Analysts expect disposal to rake in up to £150m

Andrew Davies_Portrait_v2

Andrew Davies_Portrait_v2

Kier is privately hoping to wrap up the sale of its housing business by Christmas with at least three bids on the table to buy it, Building understands.

The firm has not publicly said when it wants to complete the sale by but it is believed to be working to an end of year deadline.

Analysts expect the disposal, announced in June, to raise between £100m and £150m – although broker Peel Hunt suggested it could fetch as much as £180m – with Kier last week saying in its annual results the sale was “progressing well”.

Chief executive Andrew Davies (pictured) declined to say how many firms were running the rule over the business after the first round of bidding but added: “We’re hoping [for a sale] sooner rather than later [but] it takes two to tango.”

Getting rid of the housing business, which last year saw the number of homes it built drop 6% to just over 1,900 homes, is the key to Davies’s plan to turn the business into a company focusing on building and infrastructure services work.

Building understands bidders still left in the race include an MBO while interest from a housing association remains, attracted by the firm’s affordable housing operation.

“Internally, they have an ambition to complete the deal by the end of December,” one source said. “They haven’t signed [a deal] to the point where a purchaser is carrying out due diligence.”

The sale of the 550-strong business has been complicated by the value of its landbank which, in last week’s results, Kier said it had written down from £60m to just £10m.

And the firm’s joint venture agreements, such as those with government agency Homes England, mean it needs to consult with those partners ahead of any deal.

“They have to an agreement with those housing associations because they [the HAs] won’t want any old Tom, Dick or Harry partnering with them.”

Kier declined to break down the revenue of its housebuilding operation in its latest results, instead bracketing it in its developments and housing business, which includes its property, housing maintenance and environmental services business.

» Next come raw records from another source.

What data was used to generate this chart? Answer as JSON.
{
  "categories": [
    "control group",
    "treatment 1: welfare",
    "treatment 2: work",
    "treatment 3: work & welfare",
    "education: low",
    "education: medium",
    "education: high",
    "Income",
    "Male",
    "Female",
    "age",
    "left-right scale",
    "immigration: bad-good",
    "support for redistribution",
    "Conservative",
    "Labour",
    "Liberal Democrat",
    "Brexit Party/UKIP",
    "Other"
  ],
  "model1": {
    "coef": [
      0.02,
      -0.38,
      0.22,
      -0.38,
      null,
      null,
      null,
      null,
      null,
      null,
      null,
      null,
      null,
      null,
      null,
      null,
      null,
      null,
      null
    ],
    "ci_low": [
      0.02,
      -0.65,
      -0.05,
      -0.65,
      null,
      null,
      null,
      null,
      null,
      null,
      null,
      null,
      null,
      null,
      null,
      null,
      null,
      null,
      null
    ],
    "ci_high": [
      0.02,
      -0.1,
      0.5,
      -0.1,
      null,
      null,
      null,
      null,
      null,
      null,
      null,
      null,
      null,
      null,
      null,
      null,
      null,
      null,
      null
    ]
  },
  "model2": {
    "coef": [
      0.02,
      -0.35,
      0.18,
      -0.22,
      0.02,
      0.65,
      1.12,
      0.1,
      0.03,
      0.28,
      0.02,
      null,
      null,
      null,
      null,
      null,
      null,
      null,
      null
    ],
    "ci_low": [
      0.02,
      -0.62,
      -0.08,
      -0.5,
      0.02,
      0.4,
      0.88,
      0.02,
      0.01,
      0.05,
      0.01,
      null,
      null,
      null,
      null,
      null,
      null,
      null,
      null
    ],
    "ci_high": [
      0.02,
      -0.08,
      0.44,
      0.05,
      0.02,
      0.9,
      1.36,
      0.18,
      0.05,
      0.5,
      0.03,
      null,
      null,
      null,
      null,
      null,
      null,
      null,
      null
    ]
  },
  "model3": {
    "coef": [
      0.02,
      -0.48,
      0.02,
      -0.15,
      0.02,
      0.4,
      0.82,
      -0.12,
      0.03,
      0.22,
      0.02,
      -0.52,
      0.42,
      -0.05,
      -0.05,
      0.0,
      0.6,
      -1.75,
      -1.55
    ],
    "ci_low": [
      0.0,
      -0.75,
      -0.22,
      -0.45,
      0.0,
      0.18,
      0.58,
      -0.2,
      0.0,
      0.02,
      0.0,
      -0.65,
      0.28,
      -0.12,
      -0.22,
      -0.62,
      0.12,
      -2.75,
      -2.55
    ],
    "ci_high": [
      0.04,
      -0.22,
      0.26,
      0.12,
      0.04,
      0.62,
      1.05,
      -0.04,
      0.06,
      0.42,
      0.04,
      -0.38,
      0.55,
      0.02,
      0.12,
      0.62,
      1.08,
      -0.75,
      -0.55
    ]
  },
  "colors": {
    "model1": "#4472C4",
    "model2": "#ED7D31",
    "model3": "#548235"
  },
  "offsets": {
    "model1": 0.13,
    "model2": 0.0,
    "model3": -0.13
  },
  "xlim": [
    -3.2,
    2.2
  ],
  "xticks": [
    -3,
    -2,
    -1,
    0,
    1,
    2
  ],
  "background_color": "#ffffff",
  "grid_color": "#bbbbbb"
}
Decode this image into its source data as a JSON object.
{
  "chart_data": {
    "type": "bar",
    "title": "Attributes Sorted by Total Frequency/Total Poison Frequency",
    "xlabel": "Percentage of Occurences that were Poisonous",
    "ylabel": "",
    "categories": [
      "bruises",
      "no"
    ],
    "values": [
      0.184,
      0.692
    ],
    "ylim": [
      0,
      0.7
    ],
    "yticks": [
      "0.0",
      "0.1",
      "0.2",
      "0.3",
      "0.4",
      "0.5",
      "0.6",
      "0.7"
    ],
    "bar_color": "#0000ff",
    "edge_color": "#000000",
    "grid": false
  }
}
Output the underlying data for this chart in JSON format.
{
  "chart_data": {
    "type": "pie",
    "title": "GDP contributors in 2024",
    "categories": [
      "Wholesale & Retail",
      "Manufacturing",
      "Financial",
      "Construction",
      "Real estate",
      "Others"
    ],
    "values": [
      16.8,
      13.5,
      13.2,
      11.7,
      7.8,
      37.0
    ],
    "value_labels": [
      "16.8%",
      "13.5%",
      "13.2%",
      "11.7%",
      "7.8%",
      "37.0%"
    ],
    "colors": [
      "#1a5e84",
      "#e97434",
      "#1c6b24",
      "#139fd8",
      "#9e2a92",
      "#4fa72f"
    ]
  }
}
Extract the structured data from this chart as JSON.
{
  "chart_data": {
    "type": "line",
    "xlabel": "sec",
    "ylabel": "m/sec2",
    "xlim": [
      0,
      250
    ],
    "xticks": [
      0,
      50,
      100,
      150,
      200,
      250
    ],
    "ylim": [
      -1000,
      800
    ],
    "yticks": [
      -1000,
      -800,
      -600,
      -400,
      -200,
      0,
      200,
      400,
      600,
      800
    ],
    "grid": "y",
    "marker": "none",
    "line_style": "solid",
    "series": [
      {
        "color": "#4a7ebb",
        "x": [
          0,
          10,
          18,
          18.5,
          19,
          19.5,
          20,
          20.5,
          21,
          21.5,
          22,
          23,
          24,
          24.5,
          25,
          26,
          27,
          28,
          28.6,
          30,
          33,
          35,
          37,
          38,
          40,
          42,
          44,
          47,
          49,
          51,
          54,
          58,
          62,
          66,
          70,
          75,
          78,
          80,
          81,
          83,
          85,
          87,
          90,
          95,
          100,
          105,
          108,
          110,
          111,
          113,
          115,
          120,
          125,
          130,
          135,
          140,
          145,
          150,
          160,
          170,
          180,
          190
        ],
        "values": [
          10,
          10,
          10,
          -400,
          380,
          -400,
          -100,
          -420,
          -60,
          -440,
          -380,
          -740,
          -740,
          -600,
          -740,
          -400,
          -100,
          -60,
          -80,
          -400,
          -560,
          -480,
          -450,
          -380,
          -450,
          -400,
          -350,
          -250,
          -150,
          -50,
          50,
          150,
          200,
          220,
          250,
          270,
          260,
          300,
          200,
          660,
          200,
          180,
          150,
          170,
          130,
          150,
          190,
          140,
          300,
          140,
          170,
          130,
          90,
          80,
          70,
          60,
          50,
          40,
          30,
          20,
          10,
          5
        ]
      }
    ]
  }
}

This business had revenues of £940m and a £56m operating profit although the division racked up exceptional items of nearly £125m.

As well as housing, the firm is pulling out of property, FM and environmental services although Davies added: “I’m still expecting a £4bn-plus business [after the disposals].”

At £341m, the scale of the exceptional items in last week’s results caught the market by surprise and Davies admitted: “It’s not a good set of results. The big number is the exceptionals [but] they really do relate to legacy issues under which we’re drawing a big thick line.”

The exceptional items meant Kier nosedived into the red in the year to June racking up a £245m pre-tax loss on turnover flat at £4.5bn.